Gaston Beranger, Director-General of CERN, was a compact, hairy man with a sharp, high-bridged nose. He had been sitting in his office when the phenomenon occurred. It was the largest office on the CERN campus, with a long real-wood conference table directly in front of his desk, and a large, mirror-backed, well-stocked bar. Beranger didn't drink himself — not anymore; there was nothing harder than being an alcoholic in France, where wine flowed with every meal; Gaston had lived in Paris until his appointment at CERN. But when ambassadors came to see what their millions were being spent on, he needed to be able to pour them a glass without ever once showing how desperately he would have liked to have joined them.
Of course, Lloyd Simcoe and his sidekick Theo Procopides were trying their big experiment in the LHC this afternoon; he could have cleared his schedule to have gone and watched that — but there was always something major going, and if he went to watch every run of the accelerators he'd never get any work done. Besides, he needed to prepare for his meeting tomorrow morning with the team from Gec Alsthom, and—
"You pick that up!"
Gaston Beranger had no doubt where he was: it was his house, on Geneva's Right Bank. The Ikea Billy bookcases were the same, as were the couch and the easy chair. But the Sony TV, and its stand, were gone. Instead, what must have been a flat-panel monitor was mounted on the wall above where the TV used to be. It was showing an international lacrosse game. One team was clearly Spain's, but he didn't recognize the other team, clad in green-and-purple jerseys.

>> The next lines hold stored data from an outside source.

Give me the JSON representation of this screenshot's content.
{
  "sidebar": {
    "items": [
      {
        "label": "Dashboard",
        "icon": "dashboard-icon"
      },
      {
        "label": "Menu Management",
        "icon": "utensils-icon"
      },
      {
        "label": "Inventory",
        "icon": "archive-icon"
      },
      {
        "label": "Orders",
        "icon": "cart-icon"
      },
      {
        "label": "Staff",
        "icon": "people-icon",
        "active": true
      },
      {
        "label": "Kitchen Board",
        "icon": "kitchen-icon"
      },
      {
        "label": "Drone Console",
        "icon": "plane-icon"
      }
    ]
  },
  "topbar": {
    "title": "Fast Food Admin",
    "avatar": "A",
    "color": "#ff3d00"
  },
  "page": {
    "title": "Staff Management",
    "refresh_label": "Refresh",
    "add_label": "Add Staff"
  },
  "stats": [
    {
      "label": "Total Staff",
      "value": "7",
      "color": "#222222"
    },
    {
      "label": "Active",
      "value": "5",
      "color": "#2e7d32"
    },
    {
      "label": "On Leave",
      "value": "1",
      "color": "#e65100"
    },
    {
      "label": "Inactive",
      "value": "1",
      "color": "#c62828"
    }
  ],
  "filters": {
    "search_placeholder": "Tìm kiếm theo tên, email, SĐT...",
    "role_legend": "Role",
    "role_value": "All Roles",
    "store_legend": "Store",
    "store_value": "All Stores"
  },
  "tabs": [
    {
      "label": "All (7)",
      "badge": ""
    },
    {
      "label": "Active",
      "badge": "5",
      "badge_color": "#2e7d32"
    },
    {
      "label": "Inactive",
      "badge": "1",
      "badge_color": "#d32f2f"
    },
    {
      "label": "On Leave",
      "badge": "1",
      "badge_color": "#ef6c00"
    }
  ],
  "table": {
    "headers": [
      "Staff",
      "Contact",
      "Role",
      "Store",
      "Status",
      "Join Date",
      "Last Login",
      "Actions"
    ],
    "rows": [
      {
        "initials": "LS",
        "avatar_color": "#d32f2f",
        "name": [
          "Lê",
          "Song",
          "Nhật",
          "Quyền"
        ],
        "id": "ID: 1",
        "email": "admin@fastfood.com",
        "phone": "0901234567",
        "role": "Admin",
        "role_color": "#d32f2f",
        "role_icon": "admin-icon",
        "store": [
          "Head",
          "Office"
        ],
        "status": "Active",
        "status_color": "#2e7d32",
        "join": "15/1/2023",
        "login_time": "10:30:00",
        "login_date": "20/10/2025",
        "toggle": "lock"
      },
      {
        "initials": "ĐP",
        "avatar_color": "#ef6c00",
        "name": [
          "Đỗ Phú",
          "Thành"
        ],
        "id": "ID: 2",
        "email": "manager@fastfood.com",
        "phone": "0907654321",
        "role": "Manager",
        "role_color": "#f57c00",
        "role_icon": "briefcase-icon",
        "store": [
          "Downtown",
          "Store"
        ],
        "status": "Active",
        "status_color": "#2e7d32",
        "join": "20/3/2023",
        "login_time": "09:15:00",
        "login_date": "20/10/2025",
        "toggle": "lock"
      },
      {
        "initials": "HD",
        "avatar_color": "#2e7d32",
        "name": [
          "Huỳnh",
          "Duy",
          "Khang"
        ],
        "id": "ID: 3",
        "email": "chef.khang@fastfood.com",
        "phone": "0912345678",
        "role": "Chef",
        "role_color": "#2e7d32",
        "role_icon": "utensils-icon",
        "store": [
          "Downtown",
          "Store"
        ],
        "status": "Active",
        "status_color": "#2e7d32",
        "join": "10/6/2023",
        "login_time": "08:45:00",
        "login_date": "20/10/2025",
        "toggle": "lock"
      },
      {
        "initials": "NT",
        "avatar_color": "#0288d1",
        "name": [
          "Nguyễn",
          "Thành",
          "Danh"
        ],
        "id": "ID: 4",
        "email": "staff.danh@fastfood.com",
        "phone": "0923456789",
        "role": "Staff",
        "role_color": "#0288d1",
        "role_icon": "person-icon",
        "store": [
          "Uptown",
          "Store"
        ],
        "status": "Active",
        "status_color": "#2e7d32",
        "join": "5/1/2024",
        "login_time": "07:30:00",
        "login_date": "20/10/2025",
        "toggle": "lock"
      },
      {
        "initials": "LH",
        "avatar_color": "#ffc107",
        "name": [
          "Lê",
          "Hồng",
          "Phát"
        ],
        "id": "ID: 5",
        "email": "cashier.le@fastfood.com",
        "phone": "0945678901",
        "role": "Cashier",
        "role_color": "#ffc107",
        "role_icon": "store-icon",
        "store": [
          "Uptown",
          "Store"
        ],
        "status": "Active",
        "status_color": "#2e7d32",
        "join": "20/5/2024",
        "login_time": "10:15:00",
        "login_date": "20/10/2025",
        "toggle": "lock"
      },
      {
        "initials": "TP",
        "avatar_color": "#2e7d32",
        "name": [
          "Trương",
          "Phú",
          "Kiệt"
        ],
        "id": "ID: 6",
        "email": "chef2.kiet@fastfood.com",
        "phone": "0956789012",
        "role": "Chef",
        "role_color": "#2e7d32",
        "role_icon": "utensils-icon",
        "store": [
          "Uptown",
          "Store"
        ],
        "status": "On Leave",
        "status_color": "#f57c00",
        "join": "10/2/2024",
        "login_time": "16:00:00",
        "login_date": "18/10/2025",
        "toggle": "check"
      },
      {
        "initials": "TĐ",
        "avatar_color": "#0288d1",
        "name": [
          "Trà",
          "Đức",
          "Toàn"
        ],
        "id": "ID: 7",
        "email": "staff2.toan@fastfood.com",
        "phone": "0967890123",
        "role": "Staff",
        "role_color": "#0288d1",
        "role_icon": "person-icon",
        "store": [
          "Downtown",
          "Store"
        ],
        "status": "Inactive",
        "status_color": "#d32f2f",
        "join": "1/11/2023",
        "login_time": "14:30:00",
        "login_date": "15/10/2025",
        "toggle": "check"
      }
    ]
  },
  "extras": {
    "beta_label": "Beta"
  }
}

A young man had come into the room. Gaston didn't recognize him, either. He had been wearing what appeared to be a black leather jacket, and had thrown it over the end of the couch, where it had slipped down to the carpeted floor. A small robot, not much bigger than a shoebox, rolled out from under an end table and started toward the fallen coat. Gaston pointed a finger at the robot and barked, "Arrêt!" The machine froze, then, after a moment, retreated back under the table.The young man turned around. He looked to be maybe nineteen or twenty. On his right cheek there was what seemed to be an animated tattoo of a lightning bolt; it zigzagged its way across the young man's face in five discrete jumps, then repeated the cycle over and over again.